Kevin Roney, chief strategic analyst at Department of Homeland Security’s Science & Technology Directorate, started working with Immigration and Customs Enforcement about a year ago on ways to optimize the layout of relocation centers where detained immigrants await their hearings. He knew ICE would be providing some historical data on the demographics of recent detainees. What he got, however, was not what he expected: about 1,500 Word documents.
“What are we going to do with Word documents?” Roney recalled thinking.
These files were daily reports that contained information on the immigrants’ country of origin, age, gender, health information and security classification, but because of the format, extracting insights would be difficult.
“I knew the only way we were going to do this was we were actually going to have to write some code,” Roney told GCN at the June 6 Qlik Federal Summit.
A custom Java program helped analyze the text and extract the relevant data from the Word documents. The team then used MATLAB to write a predictive simulation that, based on the population’s characteristics, could tell ICE how to set up its facilities most efficiently -- how many beds to have and where to put walls, for example – while meeting detention safety and security standards.
Dan Tangherlini, president of SeamlessGov Federal and former administrator at the General Services Administration, said this was an example of taking useless data and pulling actionable information out of it.

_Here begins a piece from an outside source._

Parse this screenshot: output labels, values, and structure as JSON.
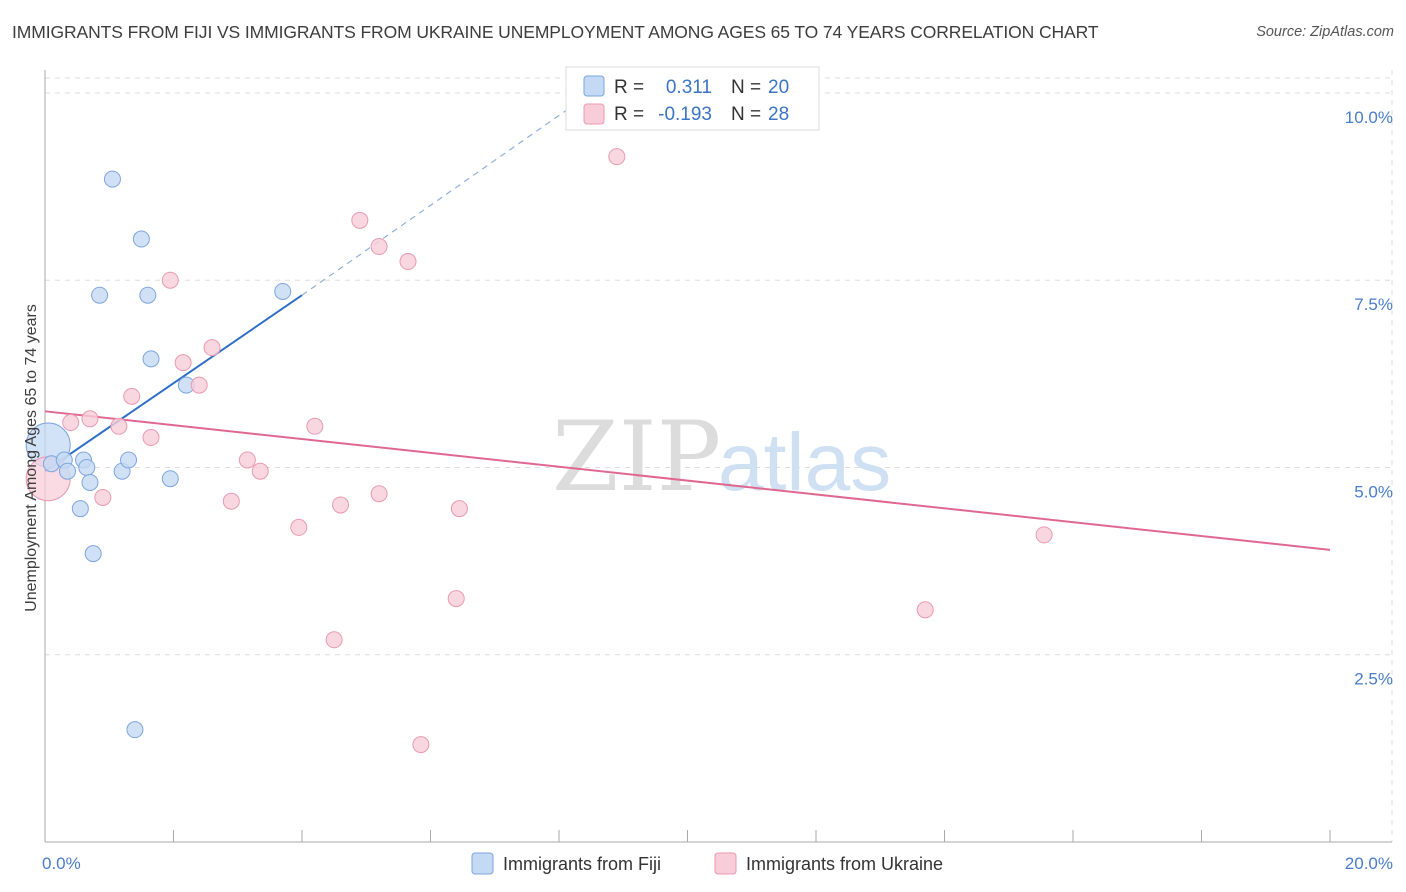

“There is a difference between data and information,” Tangherlini said, speaking on the same panel as Roney. “They had data on a Word document, but his team had to sort through 1,500 Word documents in order to provide some analysis and yield some information that decision-makers could use.”
Every step of the data analysis process -- from gathering the data to visualizing it -- must be constantly improved, Tangherlini said, or an organization can end up with bad business intelligence.